The unit can hold 11,000 products and is restocked daily.
After the goods have been picked and packed into tote bags, 5ft-tall robots pick up the order in a crate and zip it across to the drop-off area ready to be loaded into delivery trucks.
Countdown has spent tens of millions of dollars on the packing unit, and will do the same again in coming months as it prepares to install a newer version of the tech complete with a chilled portion at its Christchurch-based e-store.
The autonomous unit is only the 10th to be deployed in the world, and second in Australasia, designed and developed by Boston-based start up Takeoff Technologies.
That’s a big leap of faith for the tech, though parent company Woolworths says it is not merely a material capital investment for but rather a “material strategic investment” as a larger share of the grocery market moves online.
The artificial intelligence-powered technology is what you would expect to see in Amazon fulfilment centres across the world.
Sally Copland, Countdown acting managing director and general manager of digital, says the technology and facility will, within time, move to become a 24-hour operation. The unit is currently running 10-12 hours each day.

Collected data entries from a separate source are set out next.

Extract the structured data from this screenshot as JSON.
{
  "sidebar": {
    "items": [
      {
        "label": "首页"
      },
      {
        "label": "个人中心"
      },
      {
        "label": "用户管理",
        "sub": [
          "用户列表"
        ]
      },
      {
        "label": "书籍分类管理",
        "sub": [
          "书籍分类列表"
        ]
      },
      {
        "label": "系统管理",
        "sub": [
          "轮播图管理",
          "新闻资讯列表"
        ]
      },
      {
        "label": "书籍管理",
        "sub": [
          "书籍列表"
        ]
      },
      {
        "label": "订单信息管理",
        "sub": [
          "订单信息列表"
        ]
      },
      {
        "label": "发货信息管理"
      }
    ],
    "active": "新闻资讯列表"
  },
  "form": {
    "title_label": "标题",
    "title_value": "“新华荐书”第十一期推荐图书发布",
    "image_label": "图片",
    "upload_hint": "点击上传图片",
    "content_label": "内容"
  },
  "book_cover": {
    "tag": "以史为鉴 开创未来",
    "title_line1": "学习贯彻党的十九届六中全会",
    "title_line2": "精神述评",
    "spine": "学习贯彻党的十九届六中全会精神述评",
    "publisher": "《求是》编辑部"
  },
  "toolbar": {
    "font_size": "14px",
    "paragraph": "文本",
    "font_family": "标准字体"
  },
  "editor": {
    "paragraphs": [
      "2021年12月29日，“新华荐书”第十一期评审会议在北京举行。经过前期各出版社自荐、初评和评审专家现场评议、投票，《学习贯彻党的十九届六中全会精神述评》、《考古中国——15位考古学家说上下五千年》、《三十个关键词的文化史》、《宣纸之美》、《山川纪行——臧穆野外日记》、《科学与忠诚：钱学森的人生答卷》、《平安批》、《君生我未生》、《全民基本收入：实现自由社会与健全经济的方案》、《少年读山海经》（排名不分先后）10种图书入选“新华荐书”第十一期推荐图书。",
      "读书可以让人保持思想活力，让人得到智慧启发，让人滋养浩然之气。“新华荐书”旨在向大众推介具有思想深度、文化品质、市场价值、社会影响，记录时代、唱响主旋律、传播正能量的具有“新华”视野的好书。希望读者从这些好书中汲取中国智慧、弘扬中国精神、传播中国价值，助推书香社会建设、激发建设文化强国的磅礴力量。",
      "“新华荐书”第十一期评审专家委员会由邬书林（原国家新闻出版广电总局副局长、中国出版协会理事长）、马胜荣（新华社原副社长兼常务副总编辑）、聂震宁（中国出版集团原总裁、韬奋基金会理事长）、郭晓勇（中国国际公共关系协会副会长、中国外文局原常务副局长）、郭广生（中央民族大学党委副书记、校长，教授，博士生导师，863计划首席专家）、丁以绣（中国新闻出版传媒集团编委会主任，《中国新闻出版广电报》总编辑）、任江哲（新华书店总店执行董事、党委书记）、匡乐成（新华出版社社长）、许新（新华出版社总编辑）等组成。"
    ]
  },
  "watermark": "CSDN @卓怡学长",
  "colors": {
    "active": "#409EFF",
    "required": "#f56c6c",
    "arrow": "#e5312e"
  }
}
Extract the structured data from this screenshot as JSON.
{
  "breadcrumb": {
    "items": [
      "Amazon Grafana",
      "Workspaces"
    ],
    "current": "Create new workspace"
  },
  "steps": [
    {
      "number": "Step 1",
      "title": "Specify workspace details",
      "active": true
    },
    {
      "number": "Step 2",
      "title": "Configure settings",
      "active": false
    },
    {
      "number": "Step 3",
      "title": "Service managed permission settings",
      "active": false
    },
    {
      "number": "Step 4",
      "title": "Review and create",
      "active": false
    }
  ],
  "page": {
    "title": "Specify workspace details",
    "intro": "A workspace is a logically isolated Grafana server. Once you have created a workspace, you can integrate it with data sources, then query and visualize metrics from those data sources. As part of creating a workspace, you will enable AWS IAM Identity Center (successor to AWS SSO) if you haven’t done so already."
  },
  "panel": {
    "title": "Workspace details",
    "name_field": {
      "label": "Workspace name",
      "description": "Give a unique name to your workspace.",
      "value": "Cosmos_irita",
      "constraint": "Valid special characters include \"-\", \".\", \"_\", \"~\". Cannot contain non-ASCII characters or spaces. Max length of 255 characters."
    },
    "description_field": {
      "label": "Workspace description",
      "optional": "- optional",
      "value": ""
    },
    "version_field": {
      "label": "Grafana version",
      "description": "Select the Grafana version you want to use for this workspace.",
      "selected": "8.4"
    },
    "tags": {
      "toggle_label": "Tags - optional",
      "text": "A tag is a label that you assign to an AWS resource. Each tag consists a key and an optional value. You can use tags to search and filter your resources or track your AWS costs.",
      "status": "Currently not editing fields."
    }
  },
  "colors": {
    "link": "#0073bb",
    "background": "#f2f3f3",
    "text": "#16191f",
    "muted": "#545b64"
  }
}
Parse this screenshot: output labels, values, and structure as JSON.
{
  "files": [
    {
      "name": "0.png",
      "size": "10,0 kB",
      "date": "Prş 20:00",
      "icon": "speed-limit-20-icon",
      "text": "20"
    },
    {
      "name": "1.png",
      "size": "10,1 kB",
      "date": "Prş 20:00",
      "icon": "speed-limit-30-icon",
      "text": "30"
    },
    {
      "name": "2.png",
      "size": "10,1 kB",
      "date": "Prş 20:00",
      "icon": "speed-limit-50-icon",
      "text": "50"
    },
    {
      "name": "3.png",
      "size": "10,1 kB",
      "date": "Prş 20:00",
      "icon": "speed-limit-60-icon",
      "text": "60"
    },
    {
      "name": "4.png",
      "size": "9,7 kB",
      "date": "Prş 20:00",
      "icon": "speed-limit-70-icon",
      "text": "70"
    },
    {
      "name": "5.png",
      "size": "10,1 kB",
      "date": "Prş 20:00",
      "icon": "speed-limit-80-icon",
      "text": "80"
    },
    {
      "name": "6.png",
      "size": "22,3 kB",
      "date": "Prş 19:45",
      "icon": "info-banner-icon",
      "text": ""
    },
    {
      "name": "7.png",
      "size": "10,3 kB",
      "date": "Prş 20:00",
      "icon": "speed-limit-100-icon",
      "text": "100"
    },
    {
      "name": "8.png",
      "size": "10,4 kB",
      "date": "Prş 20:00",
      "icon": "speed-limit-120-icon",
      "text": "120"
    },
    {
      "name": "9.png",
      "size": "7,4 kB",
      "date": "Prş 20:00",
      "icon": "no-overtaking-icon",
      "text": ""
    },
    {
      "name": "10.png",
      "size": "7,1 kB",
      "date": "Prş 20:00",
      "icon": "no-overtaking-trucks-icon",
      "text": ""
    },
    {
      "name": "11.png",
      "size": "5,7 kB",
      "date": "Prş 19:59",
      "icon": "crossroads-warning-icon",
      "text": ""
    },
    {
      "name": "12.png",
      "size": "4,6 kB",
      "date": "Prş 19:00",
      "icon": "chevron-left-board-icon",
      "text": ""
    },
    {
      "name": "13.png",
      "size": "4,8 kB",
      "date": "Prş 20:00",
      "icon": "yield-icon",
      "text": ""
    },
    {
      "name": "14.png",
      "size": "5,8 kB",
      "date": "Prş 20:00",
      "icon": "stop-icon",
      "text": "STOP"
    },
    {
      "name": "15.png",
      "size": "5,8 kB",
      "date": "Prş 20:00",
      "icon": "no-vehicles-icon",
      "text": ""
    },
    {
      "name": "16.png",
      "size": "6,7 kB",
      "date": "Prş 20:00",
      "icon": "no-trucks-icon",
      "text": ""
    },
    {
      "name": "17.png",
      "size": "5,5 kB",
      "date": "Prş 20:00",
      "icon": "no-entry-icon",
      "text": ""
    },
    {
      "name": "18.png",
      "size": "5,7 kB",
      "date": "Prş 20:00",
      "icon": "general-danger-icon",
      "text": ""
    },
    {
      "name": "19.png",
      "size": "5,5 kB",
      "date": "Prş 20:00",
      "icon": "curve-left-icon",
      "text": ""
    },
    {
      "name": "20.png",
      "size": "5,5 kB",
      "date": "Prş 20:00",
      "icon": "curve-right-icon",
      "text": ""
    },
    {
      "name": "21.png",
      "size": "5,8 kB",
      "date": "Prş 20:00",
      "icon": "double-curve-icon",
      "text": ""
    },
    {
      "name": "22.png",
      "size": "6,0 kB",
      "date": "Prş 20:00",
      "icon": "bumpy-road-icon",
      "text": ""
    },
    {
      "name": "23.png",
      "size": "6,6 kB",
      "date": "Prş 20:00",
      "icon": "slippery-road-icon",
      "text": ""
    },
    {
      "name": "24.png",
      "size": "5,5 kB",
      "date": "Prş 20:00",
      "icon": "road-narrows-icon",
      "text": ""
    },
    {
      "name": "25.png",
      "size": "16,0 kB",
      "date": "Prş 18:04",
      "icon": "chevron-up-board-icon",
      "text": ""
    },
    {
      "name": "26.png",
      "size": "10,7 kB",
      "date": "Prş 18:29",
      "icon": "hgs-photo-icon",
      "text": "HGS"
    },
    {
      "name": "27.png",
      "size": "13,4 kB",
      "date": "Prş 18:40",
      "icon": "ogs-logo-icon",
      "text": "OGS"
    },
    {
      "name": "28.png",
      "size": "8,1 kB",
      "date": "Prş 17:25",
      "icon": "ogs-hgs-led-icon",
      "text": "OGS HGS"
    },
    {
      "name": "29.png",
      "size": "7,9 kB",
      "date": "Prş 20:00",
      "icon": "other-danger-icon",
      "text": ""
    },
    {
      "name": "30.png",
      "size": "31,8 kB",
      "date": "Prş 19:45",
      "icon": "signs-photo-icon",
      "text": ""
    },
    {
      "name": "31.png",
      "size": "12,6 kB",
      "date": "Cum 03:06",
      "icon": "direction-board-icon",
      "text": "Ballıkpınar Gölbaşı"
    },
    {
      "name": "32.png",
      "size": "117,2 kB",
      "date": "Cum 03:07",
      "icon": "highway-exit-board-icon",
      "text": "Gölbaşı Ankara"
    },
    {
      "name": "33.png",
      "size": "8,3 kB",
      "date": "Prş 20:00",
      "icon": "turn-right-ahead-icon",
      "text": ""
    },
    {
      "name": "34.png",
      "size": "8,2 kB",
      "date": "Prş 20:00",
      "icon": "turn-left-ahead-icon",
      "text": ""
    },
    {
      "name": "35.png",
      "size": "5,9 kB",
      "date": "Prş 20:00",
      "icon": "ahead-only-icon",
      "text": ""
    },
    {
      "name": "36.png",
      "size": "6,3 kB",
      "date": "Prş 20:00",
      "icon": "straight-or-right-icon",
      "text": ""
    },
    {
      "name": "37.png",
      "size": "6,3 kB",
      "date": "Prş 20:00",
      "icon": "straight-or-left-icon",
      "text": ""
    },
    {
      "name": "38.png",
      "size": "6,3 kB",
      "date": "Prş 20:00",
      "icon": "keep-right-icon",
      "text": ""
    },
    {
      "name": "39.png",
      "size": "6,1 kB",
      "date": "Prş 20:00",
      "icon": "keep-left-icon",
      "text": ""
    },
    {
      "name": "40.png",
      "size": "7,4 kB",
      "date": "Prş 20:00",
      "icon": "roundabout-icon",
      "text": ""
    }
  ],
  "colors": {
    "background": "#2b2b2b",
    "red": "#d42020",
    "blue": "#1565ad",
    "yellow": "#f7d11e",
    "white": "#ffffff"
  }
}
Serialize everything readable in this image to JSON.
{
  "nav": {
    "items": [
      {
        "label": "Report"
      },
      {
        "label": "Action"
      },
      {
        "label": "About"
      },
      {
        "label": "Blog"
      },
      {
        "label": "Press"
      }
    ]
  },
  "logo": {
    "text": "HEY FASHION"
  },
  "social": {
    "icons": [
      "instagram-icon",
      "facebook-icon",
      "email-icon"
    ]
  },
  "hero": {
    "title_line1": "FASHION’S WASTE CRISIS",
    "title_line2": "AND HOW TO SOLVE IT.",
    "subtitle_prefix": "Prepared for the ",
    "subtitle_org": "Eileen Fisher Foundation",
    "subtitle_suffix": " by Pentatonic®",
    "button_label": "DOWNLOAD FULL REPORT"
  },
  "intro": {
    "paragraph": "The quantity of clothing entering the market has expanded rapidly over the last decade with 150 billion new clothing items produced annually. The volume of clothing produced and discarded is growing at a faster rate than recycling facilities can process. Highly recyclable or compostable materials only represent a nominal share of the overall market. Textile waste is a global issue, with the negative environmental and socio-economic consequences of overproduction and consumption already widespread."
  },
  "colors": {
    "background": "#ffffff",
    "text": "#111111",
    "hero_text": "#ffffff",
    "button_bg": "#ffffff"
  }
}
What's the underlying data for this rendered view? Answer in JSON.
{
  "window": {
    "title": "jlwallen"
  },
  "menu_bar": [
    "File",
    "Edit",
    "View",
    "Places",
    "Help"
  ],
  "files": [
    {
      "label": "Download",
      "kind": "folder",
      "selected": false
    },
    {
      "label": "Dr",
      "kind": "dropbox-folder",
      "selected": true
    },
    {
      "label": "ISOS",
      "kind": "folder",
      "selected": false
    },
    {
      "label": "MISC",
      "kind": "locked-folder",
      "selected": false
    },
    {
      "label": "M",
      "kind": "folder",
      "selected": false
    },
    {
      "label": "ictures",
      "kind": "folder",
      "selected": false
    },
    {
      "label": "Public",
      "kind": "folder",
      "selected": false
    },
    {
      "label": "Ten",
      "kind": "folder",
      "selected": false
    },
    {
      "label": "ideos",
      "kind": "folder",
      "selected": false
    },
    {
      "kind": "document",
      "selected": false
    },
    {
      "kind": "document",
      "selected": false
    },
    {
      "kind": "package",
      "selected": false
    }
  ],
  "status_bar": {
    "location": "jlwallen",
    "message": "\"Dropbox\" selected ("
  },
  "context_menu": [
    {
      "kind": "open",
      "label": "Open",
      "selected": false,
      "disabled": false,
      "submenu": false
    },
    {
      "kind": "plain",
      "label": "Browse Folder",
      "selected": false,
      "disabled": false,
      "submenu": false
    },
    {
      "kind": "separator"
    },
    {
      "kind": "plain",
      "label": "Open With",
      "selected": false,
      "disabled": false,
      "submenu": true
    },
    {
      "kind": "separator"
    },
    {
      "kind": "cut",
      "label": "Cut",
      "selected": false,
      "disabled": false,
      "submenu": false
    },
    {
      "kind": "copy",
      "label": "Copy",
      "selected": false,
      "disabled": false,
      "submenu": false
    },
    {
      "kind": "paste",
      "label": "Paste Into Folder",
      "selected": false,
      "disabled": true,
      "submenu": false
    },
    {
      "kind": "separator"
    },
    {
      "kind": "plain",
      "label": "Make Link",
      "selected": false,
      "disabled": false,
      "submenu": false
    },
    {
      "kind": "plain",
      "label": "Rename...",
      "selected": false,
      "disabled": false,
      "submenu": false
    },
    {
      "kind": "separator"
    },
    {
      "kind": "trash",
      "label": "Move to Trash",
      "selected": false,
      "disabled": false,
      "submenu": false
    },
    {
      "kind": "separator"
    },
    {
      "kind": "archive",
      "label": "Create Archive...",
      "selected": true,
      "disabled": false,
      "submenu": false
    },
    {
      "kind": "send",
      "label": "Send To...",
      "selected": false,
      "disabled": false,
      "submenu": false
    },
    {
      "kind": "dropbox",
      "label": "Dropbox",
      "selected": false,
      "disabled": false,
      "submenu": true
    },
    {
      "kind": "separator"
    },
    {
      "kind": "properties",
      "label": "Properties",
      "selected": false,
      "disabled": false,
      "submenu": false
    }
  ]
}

The tech went live last week after 21 weeks of installation and development, and was game changing for grocery fulfilment, Copland told the Herald.
“It’s a first for New Zealand to have this technology. It’s only the second in Australasia and it is really about us being able to automate, speed up and grow our service here.
“We’ve seen rapid growth in the adoption of our online shopping service, both in delivery and pick-up, and part of us getting this facility up and running was about servicing the growing delivery demand, which then means in our stores we can service the growing pick-up demand also,” says Copland.
Countdown says the automation makes fulfilling online shopping orders five times faster, and it expects to be able to pack 15,000 orders out of its Penrose e-store each week.
It is staffed by approximately 200 staff who hand-pick perishable items for orders such as meat, produce, bakery items and frozen and chilled goods.
The Penrose e-store will be used as a testing ground for the technology to decide on whether this should be rolled out more widely to other dark stores; supermarkets dedicated to fulfilling online orders only.
Work has already begun on installing a second automated unit in its Christchurch e-store, set to open later this year, as a way to service its fast growing online business in the South.
Woolworths has another of these fulfilment units in operation in Melbourne in Australia.
About eight Takeoff Technologies and Knapp technicians are temporarily based in New Zealand for the implementation and roll-out of the fulfilment units, making sure everything is running smoothly and training staff on how to operate the tech.
About 10 staff at any given time are operating the vending-machine-like technology.
Woolworths Group reported over 40 per cent growth in online orders in its first quarter of the current financial year, and noted that Covid-19 had, like many retail businesses, accelerated the growth of its e-commerce business.
Countdown first launched online shopping in 1996 and has been a market leader in rolling out stores dedicated to fulfilling online grocery orders.
Despite its leaps towards a digital future as a much larger portion of shopping is conducted online for delivery, the group said there was still room left for traditional stores and it would continue to open more supermarkets alongside e-stores.
Earlier this week Countdown opened its 183rd supermarket in Auckland’s Wynard Quarter.